Dazu gibt es bei der CD-Version noch den Live Auftritt aus Tokyo von 1992 und in der Box Version noch die Auftritte aus Düsseldorf und Köln. Letzterer trägt den bezeichnenden Titel „The Final Witchhunt“, da es sich dabei um den letzten Auftritt zusammen mit dem Schlagzeuger Chris Witchhunter handelte.
Über das Album selbst muss man glaube ich hier wenige Worte verlieren. Neben Thrash-Klassikern wie „Body Parts“, „Skinned Alive“, „Bullet in the Head”, “The Crippler” „Hunting Season“ oder dem Titeltrack “Tapping the Vein” hatte dieses Album deutlich mehr zu bieten. So gab es erneut auch etwas langsamere Songs wie „One step over the Line“ oder dem sehr düsteren „Reincarnation“.
Daneben bot dieses Album eine komplette neue Sodom-Ausrichtung. Nach der Kooperation mit Bela B auf der Single „Ausgebombt“ hat man hier ein komplett neues Kapitel bei Sodom geöffnet. Mit „Wachturm“ gab es einen komplett auf Deutsch gesungenen Thrash Metal Klassiker. Dieses war ein Novum, dem noch viele folgen sollten.
Die digitale Überarbeitung holt jetzt das Beste aus diesen Songs heraus und es macht richtig Spaß dieses Album noch einmal zu entdecken. Der Sound ist deutlicher und das Lautstärkelevel ist nun auch angepasst, was mich bei der damaligen CD-Veröffentlichung immer ein wenig gestört hatte.
Das wirklich Neue an dieser Veröffentlichung sind aber die Bonus-CDs. Neben dem Album in einer „Redux“ Version auf der zweiten CD sowie drei Alternative Versionen von „Body Parts“, „Wachturm“ und „Reincarnation“, die vom damaligen Gitarristen Andy Brings komplett neu abgemischt wurden. Ein guter rauer Mix, bei dem man meiner Vermutung nach, die eigentliche Idee hinter der damaligen Abmischung hören kann – ähnlich wie die neuen Abmischungen bei den Beatles Alben. „Tapping the Vein“ klingt dadurch viel rauer und düsterer und vor allem das Schlagzeug von Chris Witchhunter kommt mehr zur Geltung.
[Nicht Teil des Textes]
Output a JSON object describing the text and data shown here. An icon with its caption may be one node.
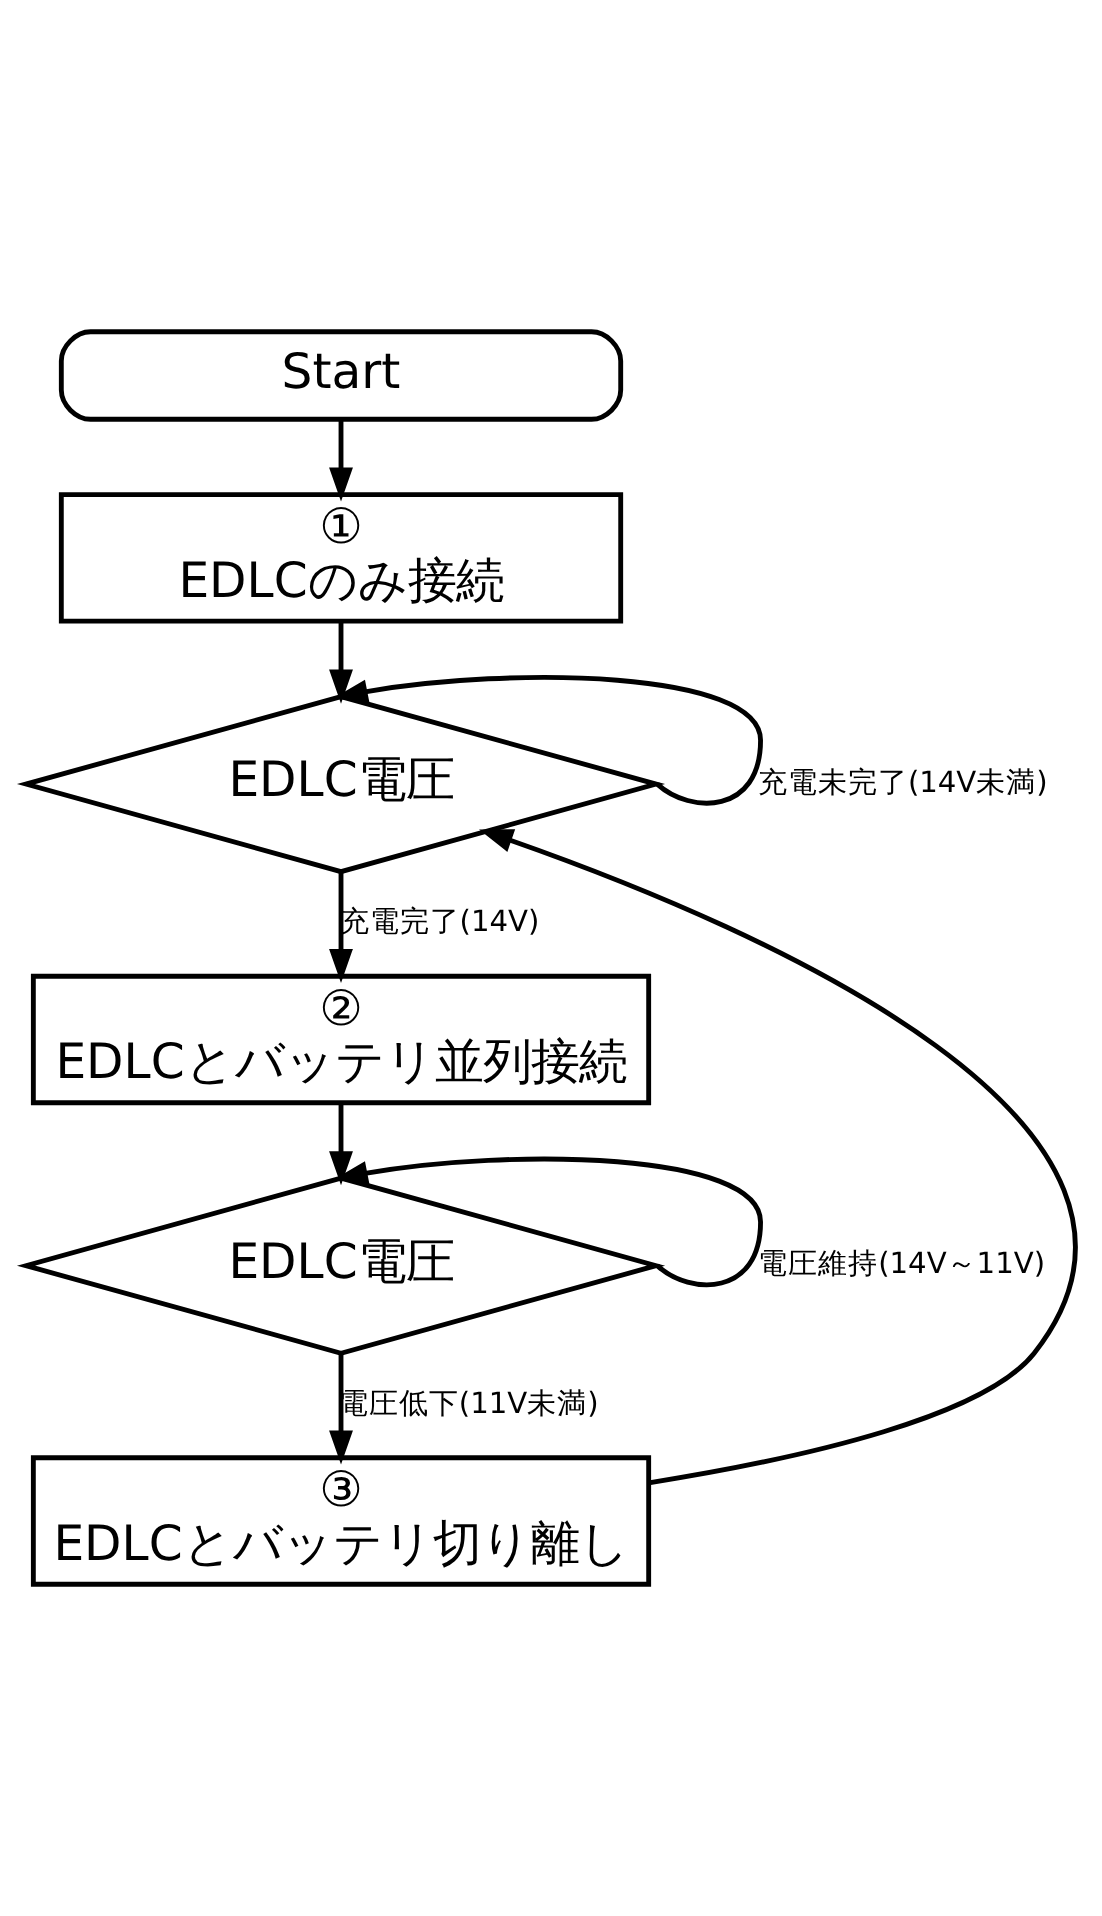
{
  "diagram": {
    "nodes": [
      {
        "text": [
          "Start"
        ]
      },
      {
        "text": [
          "①",
          "EDLCのみ接続"
        ]
      },
      {
        "text": [
          "EDLC電圧"
        ]
      },
      {
        "text": [
          "②",
          "EDLCとバッテリ並列接続"
        ]
      },
      {
        "text": [
          "EDLC電圧"
        ]
      },
      {
        "text": [
          "③",
          "EDLCとバッテリ切り離し"
        ]
      }
    ],
    "edges": [
      {
        "from": 0,
        "to": 1,
        "arrow": "to"
      },
      {
        "from": 1,
        "to": 2,
        "arrow": "to"
      },
      {
        "from": 2,
        "to": 2,
        "arrow": "to",
        "label": "充電未完了(14V未満)"
      },
      {
        "from": 2,
        "to": 3,
        "arrow": "to",
        "label": "充電完了(14V)"
      },
      {
        "from": 3,
        "to": 4,
        "arrow": "to"
      },
      {
        "from": 4,
        "to": 4,
        "arrow": "to",
        "label": "電圧維持(14V～11V)"
      },
      {
        "from": 4,
        "to": 5,
        "arrow": "to",
        "label": "電圧低下(11V未満)"
      },
      {
        "from": 5,
        "to": 2,
        "arrow": "to"
      }
    ]
  }
}
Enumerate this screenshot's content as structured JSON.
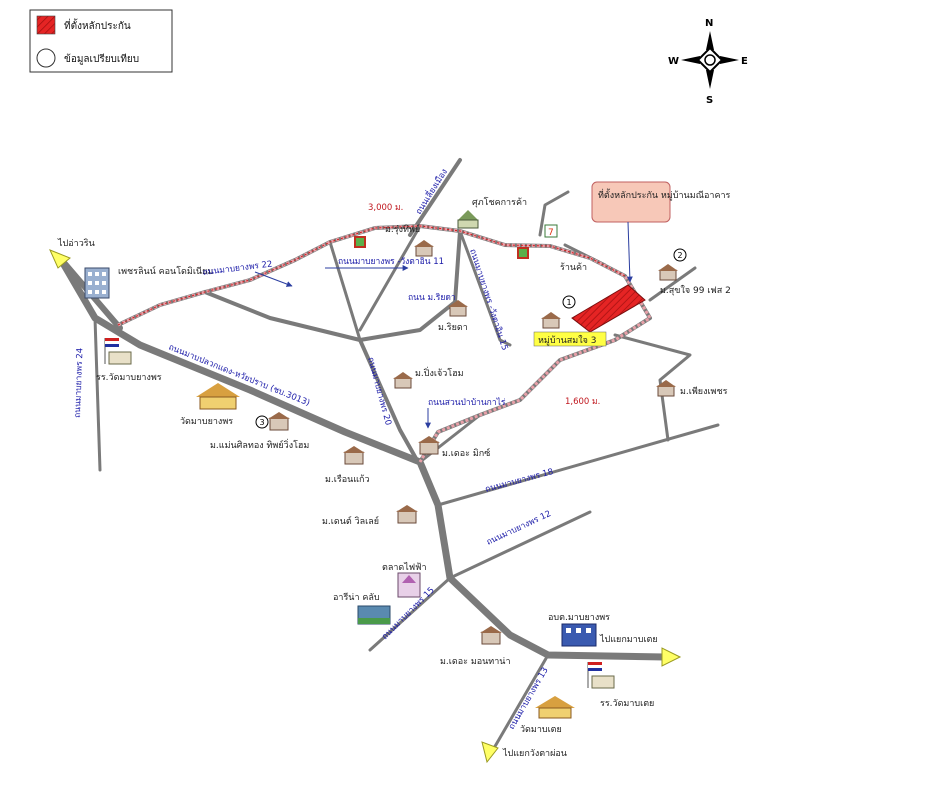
{
  "legend": {
    "site_label": "ที่ตั้งหลักประกัน",
    "reference_label": "ข้อมูลเปรียบเทียบ"
  },
  "compass": {
    "n": "N",
    "s": "S",
    "e": "E",
    "w": "W"
  },
  "callout": "ที่ตั้งหลักประกัน หมู่บ้านมณีอาคาร",
  "site_label": "หมู่บ้านสมใจ 3",
  "distances": {
    "d1": "3,000 ม.",
    "d2": "1,600 ม."
  },
  "markers": {
    "m1": "1",
    "m2": "2",
    "m3": "3"
  },
  "places": {
    "pochuin": "ไปอ่าวริน",
    "petch_condo": "เพชรลินน์ คอนโดมิเนียม",
    "rung_tip": "ม.รุ่งทิพย์",
    "supercenter": "ศุภโชคการค้า",
    "seven_eleven_shop": "ร้านค้า",
    "siphaya": "ม.ริยดา",
    "somjai_phase2": "ม.สุขใจ 99 เฟส 2",
    "school": "รร.วัดมาบยางพร",
    "temple": "วัดมาบยางพร",
    "baan_thong": "ม.แม่นศิลทอง ทิพย์วิ่งโฮม",
    "pink_home": "ม.ปิ่งเจ้วโฮม",
    "phiangphen": "ม.เพียงเพชร",
    "rerun_kaew": "ม.เรือนแก้ว",
    "the_mix": "ม.เดอะ มิกซ์",
    "dent_village": "ม.เดนต์ วิลเลย์",
    "market": "ตลาดไฟฟ้า",
    "gas": "อารีน่า คลับ",
    "office": "อบต.มาบยางพร",
    "to_pluak_daeng": "ไปแยกมาบเตย",
    "monthana": "ม.เดอะ มอนทาน่า",
    "school2": "รร.วัดมาบเตย",
    "temple2": "วัดมาบเตย",
    "to_wang_hin": "ไปแยกวังตาผ่อน"
  },
  "roads": {
    "r22": "ถนนมาบยางพร 22",
    "r11": "ถนนมาบยางพร -วังตาอิน 11",
    "r_north": "ถนนเลี่ยงเมือง",
    "r_kao": "ถนน ม.ริยดา",
    "r15": "ถนนมาบยางพร -วังตาอิน 15",
    "r24": "ถนนมาบยางพร 24",
    "r_main": "ถนนมาบปลวกแดง-หวัยปราบ (ชบ.3013)",
    "r20": "ถนนมาบยางพร 20",
    "r_suan": "ถนนสวนป่าบ้านกาไร่",
    "r18": "ถนนมาบยางพร 18",
    "r12": "ถนนมาบยางพร 12",
    "r15b": "ถนนมาบยางพร 15",
    "r13": "ถนนมาบยางพร 13"
  }
}
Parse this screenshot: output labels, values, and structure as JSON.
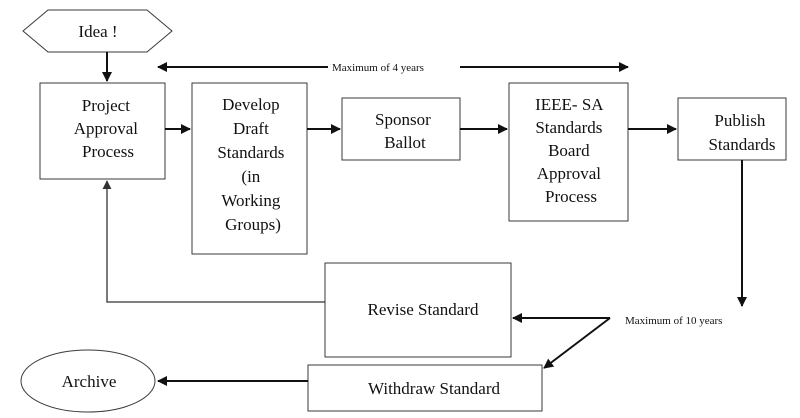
{
  "nodes": {
    "idea": {
      "lines": [
        "Idea !"
      ]
    },
    "project_approval": {
      "lines": [
        "Project",
        "Approval",
        "Process"
      ]
    },
    "develop_draft": {
      "lines": [
        "Develop",
        "Draft",
        "Standards",
        "(in",
        "Working",
        "Groups)"
      ]
    },
    "sponsor_ballot": {
      "lines": [
        "Sponsor",
        "Ballot"
      ]
    },
    "ieee_board": {
      "lines": [
        "IEEE- SA",
        "Standards",
        "Board",
        "Approval",
        "Process"
      ]
    },
    "publish": {
      "lines": [
        "Publish",
        "Standards"
      ]
    },
    "revise": {
      "lines": [
        "Revise Standard"
      ]
    },
    "withdraw": {
      "lines": [
        "Withdraw Standard"
      ]
    },
    "archive": {
      "lines": [
        "Archive"
      ]
    }
  },
  "annotations": {
    "max_4_years": "Maximum of 4 years",
    "max_10_years": "Maximum of 10 years"
  },
  "colors": {
    "stroke": "#3a3a3a",
    "arrow": "#111111",
    "text": "#111111"
  }
}
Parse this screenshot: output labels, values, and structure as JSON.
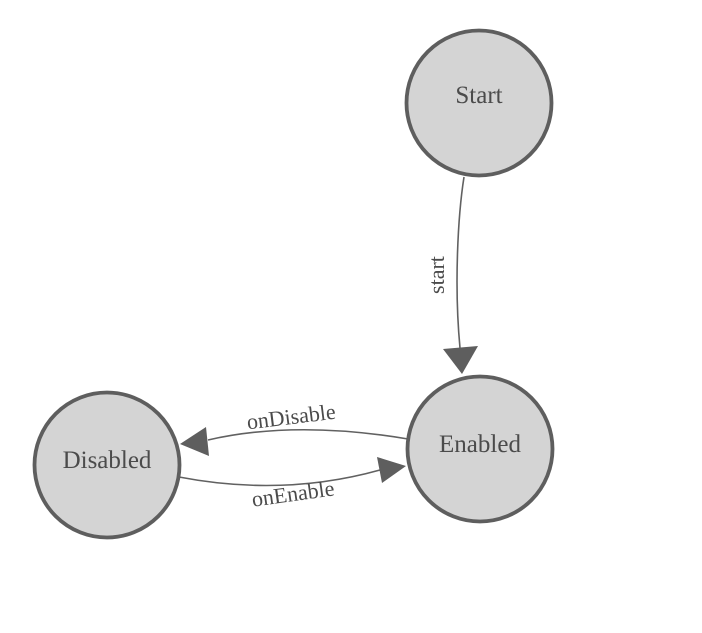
{
  "diagram": {
    "nodes": {
      "start": {
        "label": "Start"
      },
      "enabled": {
        "label": "Enabled"
      },
      "disabled": {
        "label": "Disabled"
      }
    },
    "edges": {
      "start_transition": {
        "label": "start",
        "from": "Start",
        "to": "Enabled"
      },
      "on_disable": {
        "label": "onDisable",
        "from": "Enabled",
        "to": "Disabled"
      },
      "on_enable": {
        "label": "onEnable",
        "from": "Disabled",
        "to": "Enabled"
      }
    }
  },
  "colors": {
    "background": "#ffffff",
    "node_fill": "#d4d4d4",
    "node_stroke": "#5e5e5e",
    "edge_stroke": "#616161",
    "arrow_fill": "#5e5e5e",
    "label_color": "#4b4b4b"
  }
}
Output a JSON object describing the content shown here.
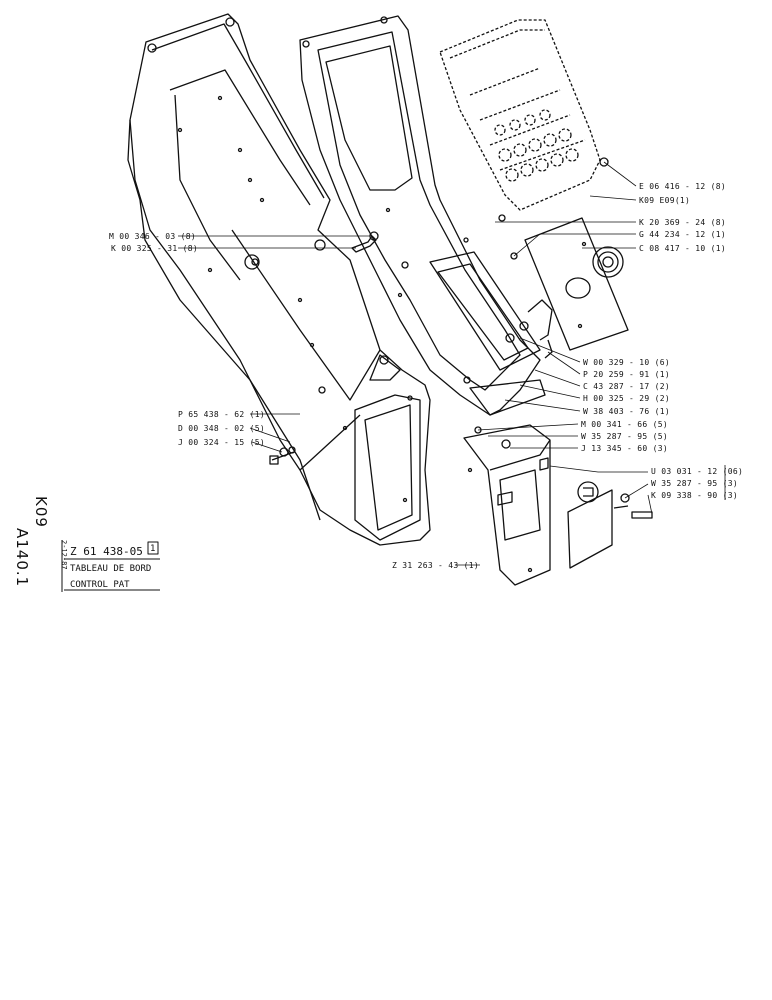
{
  "sheet": {
    "code_line1": "K09",
    "code_line2": "A140.1",
    "date": "2-12-87",
    "drawing_number": "Z 61 438-05",
    "revision": "1",
    "title_fr": "TABLEAU DE BORD",
    "title_en": "CONTROL PAT"
  },
  "callouts": {
    "left": [
      {
        "id": "m00346",
        "text": "M 00 346 - 03 (8)"
      },
      {
        "id": "k00325",
        "text": "K 00 325 - 31 (8)"
      },
      {
        "id": "p65438",
        "text": "P 65 438 - 62 (1)"
      },
      {
        "id": "d00348",
        "text": "D 00 348 - 02 (5)"
      },
      {
        "id": "j00324",
        "text": "J 00 324 - 15 (5)"
      }
    ],
    "right": [
      {
        "id": "e06416",
        "text": "E 06 416 - 12 (8)"
      },
      {
        "id": "k09e09",
        "text": "K09 E09(1)"
      },
      {
        "id": "k20369",
        "text": "K 20 369 - 24 (8)"
      },
      {
        "id": "g44234",
        "text": "G 44 234 - 12 (1)"
      },
      {
        "id": "c08417",
        "text": "C 08 417 - 10 (1)"
      },
      {
        "id": "w00329",
        "text": "W 00 329 - 10 (6)"
      },
      {
        "id": "p20259",
        "text": "P 20 259 - 91 (1)"
      },
      {
        "id": "c43287",
        "text": "C 43 287 - 17 (2)"
      },
      {
        "id": "h00325",
        "text": "H 00 325 - 29 (2)"
      },
      {
        "id": "w38403",
        "text": "W 38 403 - 76 (1)"
      },
      {
        "id": "m00341",
        "text": "M 00 341 - 66 (5)"
      },
      {
        "id": "w35287a",
        "text": "W 35 287 - 95 (5)"
      },
      {
        "id": "j13345",
        "text": "J 13 345 - 60 (3)"
      },
      {
        "id": "u03031",
        "text": "U 03 031 - 12 (06)"
      },
      {
        "id": "w35287b",
        "text": "W 35 287 - 95 (3)"
      },
      {
        "id": "k09338",
        "text": "K 09 338 - 90 (3)"
      }
    ],
    "bottom": [
      {
        "id": "z31263",
        "text": "Z 31 263 - 43 (1)"
      }
    ]
  }
}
Dazu kommen noch drei sehr gute Live-Auftritte. Während man „Live in Tokyo“ auch in der CD-Version enthalten ist, bekommt man „Live in Düsseldorf“ und „Live in Cologne – The Last Witchhunt“ nur in der Deluxe Edition, der Sammlerbox für Fans mit 3 Vinyls und 2 CDs. Dies sind allesamt fette Live Bretter, die den Fan Wehmütig an die große Zeit des Thrash Metals in den 1980ern und 1990ern zurückdenken lassen.
Für mich ist diese Neuveröffentlichung der „Tapping the Vein“ (oder Sodoms „blaues Album“) als nun schon etwas älterer Fan der Band eine große Freude. Die neue Abmischung ist hervorragend – sei es nun die digitale Aufhübschung des Albums, oder der neue Mix von Andy Brings. Beide Versionen haben etwas für sich und machen wirklich Spaß. Als Bonus hat man dann noch einen (beziehungsweise drei) sehr guten Live-Auftritt mit einigen der größten Sodom Songs. Was möchte man eigentlich mehr?
„Tapping the Vein“, „Aber bitte mit Sahne“ und „Get what you deserve” waren für mich immer drei der besten Sodom Alben. Vielleicht lag es daran, dass es für mich die drei ersten Alben (beziehungsweise EPs) der Band waren. Vielleicht sehe ich das Ganze daher mit einer rosaroten Brille, aber ich kann Sodom Fans. egal ob jung oder alt, diese Neuauflage nur ans Herz legen. Die Herren Brings und Angelripper haben sich aus meiner Sicht wirklich viel Mühe mit dieser Neuauflage gegeben.